A cultural gap before a methodological one
The common thread running through the debate was clear: the tools to manage cost and time already exist, but their effectiveness remains constrained by a more fundamental issue. The disconnect between design and construction continues to produce a fragmented process in which critical issues surface late — often on site — and translate into variations, disputes or compromises on quality. Cost standardisation remains a distant goal, hampered by a structural opacity that makes it difficult even to establish reliable market benchmarks.
The discussion highlighted how this dynamic is not a matter of individual tools or professional roles, but of cultural context: an industry that, despite significant progress over recent decades, still carries deep-rooted mistrust between its actors and a predominantly prescriptive approach to contractual relationships.
Early-stage collaboration and process governance
Several speakers converged on a key point: bringing all relevant competencies — design, construction, economic — to the table in the early stages of the process can significantly reduce downstream risk.
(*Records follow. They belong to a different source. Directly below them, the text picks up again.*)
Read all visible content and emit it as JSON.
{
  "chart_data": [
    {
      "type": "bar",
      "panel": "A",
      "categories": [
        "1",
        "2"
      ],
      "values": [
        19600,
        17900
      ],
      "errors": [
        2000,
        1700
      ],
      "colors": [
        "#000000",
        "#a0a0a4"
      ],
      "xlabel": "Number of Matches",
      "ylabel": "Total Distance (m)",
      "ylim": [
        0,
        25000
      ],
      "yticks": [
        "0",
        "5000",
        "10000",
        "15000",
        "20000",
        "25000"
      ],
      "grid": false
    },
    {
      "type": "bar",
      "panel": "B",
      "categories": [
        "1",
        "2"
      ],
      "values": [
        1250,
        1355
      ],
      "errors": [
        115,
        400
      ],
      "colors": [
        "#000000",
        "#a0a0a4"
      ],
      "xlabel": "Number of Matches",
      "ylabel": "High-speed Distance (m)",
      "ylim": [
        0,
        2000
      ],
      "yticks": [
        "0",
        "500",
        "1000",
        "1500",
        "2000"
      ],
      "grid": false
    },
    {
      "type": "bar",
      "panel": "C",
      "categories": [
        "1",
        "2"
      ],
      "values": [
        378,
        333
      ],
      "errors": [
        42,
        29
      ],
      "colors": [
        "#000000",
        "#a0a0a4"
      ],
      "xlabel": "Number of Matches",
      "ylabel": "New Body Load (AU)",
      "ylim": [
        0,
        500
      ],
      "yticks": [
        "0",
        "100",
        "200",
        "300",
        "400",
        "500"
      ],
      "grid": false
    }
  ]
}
BIM was recognised as a major contribution in this regard, not only as a technical tool but as a framework that compels cross-disciplinary engagement, challenging self-referential working practices.
The conversation also addressed governance as a frequently underestimated factor: structured control and reporting systems, deployed from the earliest project stages, were identified as prerequisites for detecting issues in time and safeguarding investments. A shift from penalty-based to incentive-based contractual mechanisms emerged as a potential lever to align stakeholder interests and foster genuine cooperation.
Attracting tomorrow’s professionals
The final part of the discussion turned to the sector’s medium-term sustainability. Public perception of the construction industry remains unfavourable, the appeal of technical professions linked to the built environment is declining, and demographic trends are further shrinking the pool of potential professionals. The debate underscored the persistent gap between academic training and industry practice, while also acknowledging promising efforts to bridge it through direct integration of university programmes and live construction sites.
Compared to a few decades ago, cross-functional roles such as the Project Manager have become established and the level of required specialisation has grown considerably. Yet the panel’s consensus was unanimous: there is no single solution. The industry needs to make this work appealing again — a process already underway, but one that demands a shared cultural shift across the entire supply chain.